I applied to Amazon numerous times before. Usually they used to turn me down with a Hackerrank or similar test, I'm not very good at those. This time I had a somewhat classic interview, starting with a recruiter calling me, followed by a technical phone screen. Both went quite well, so after weeks of delay, I was invited to an on-site round. This was the point where the awkward things started out.
I was very busy that time, and also it turned out my travel documents were expired. The recruiter was pushing me aggressively to travel to London the next Friday, since they had a hiring event there that time. I just refused to go, I explained her even if I had free time for that, I had had to renew my passport anyways. I had to submit a scan of my expired passport to the recruiter to make her believe my story (yes, she explicitly asked for it). So we scheduled the interview for a week later finally.
The next week I flew out to London. I asked my recruiter if I can expense the taxi or uber from and to the airport. She referred to their principle of frugality, and advised to use public transport. I was wondering what can I expect from this company at that point. Anyways I arrived to the hotel.

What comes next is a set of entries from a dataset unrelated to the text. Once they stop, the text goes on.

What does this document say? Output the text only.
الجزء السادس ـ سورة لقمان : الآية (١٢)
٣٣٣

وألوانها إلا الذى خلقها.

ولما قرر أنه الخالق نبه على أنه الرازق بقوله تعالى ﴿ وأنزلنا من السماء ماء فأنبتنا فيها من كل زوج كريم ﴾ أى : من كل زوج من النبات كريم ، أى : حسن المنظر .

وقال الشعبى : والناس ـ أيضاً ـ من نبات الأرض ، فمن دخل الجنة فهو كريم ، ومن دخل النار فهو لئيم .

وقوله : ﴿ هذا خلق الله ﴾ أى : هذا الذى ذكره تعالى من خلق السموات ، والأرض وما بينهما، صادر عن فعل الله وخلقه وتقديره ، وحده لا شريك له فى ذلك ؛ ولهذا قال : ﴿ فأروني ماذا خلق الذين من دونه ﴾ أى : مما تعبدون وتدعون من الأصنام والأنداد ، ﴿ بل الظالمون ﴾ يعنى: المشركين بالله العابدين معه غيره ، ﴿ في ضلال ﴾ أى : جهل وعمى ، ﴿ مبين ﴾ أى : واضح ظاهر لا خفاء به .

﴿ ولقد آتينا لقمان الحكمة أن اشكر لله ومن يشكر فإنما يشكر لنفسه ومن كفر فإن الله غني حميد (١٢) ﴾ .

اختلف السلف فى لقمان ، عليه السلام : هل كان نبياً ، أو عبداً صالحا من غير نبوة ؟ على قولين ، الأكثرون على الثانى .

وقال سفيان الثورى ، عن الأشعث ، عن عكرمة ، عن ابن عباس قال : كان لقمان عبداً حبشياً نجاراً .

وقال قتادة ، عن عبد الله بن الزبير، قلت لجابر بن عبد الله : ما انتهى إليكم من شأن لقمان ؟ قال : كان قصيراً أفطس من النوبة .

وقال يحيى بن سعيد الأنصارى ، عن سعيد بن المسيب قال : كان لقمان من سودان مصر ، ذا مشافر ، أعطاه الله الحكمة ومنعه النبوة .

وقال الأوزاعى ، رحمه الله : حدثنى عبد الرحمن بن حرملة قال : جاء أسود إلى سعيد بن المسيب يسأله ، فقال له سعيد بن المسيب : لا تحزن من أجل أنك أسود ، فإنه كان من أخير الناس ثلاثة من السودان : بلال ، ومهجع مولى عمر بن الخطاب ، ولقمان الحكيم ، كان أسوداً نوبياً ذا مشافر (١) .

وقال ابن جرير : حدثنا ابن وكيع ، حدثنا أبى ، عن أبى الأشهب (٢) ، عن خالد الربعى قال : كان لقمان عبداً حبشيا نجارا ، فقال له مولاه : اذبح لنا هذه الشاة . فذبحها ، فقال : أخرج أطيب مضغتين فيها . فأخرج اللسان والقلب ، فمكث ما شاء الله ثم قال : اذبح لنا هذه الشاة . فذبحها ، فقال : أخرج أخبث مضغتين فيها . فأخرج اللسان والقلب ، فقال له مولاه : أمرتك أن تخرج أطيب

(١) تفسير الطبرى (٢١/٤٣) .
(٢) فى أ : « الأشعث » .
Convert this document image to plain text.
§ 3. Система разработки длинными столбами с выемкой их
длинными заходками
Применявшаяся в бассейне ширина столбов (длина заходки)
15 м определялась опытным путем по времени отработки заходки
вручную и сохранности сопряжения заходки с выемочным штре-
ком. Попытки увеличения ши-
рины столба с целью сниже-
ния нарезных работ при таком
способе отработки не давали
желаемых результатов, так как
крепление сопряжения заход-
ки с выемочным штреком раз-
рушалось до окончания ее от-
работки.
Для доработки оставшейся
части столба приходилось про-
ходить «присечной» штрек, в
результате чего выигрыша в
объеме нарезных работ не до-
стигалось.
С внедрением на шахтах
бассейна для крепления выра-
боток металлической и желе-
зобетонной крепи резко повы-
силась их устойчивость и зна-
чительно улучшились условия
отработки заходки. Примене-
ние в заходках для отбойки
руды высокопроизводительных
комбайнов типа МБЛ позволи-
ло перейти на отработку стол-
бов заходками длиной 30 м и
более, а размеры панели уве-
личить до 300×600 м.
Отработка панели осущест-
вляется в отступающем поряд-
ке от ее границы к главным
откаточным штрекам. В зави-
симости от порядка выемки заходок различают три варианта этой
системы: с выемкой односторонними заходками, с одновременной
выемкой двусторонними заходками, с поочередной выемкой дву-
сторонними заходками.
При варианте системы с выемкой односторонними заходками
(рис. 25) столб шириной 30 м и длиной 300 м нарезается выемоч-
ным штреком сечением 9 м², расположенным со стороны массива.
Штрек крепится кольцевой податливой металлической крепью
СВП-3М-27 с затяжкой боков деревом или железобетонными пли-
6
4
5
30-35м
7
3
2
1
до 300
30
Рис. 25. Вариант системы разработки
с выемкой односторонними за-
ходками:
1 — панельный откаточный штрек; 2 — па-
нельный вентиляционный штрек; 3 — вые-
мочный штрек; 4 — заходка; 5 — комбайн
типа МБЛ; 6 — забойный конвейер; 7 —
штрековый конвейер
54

The interview day was quite good. I had 5-6 interviews. At Amazon each interview is partly technical and partly managerial. The technical part is quite standard (whiteboard coding). The managerial part can be quite annoying after the 3rd round. Basically they test you against their so-called leadership principles, ask you to tell about certain situations you had on the job before, or decisions you made or would make. These leadership principles are some kind of religious Amazon mantra they keep repeating during the interviews, if you ask me it's a bit scary. Anyways my overall experience regarding the on-site interviews were quite good. I met really smart and competent engineers, as well as managers, so even though there were some red flags, I still considered Amazon a possibility.
The next week the recruiter let me know that the feedback was very positive on my interviews and they'd like to find me a team, because the team I was originally interviewing to was already full. After some additional introductory phone calls, I picked a team working on cutting edge AI stuff in Cambridge. Everyone I spoke to in the Cambridge office was extremely nice, but still, I was worried, because the overall engineer feedback on Amazon is at least very mixed. I asked them to wait with the offer because I was also interviewing with other major companies.
Their offer was reasonable, but nothing extraordinary. I decided to sign with an other top company for significantly better salary, perks, and location, but a bit less interesting project. I really loved the team at Amazon Cambridge, so I wrote the recruiter a rather long feedback explaining my decision, and suggesting to keep in touch. The most disappointing thing in the entire process was that I got absolutely no answer, farewell notes, or anything for that. I never heard back from them. These little negative things will keep me far away from Amazon anyways.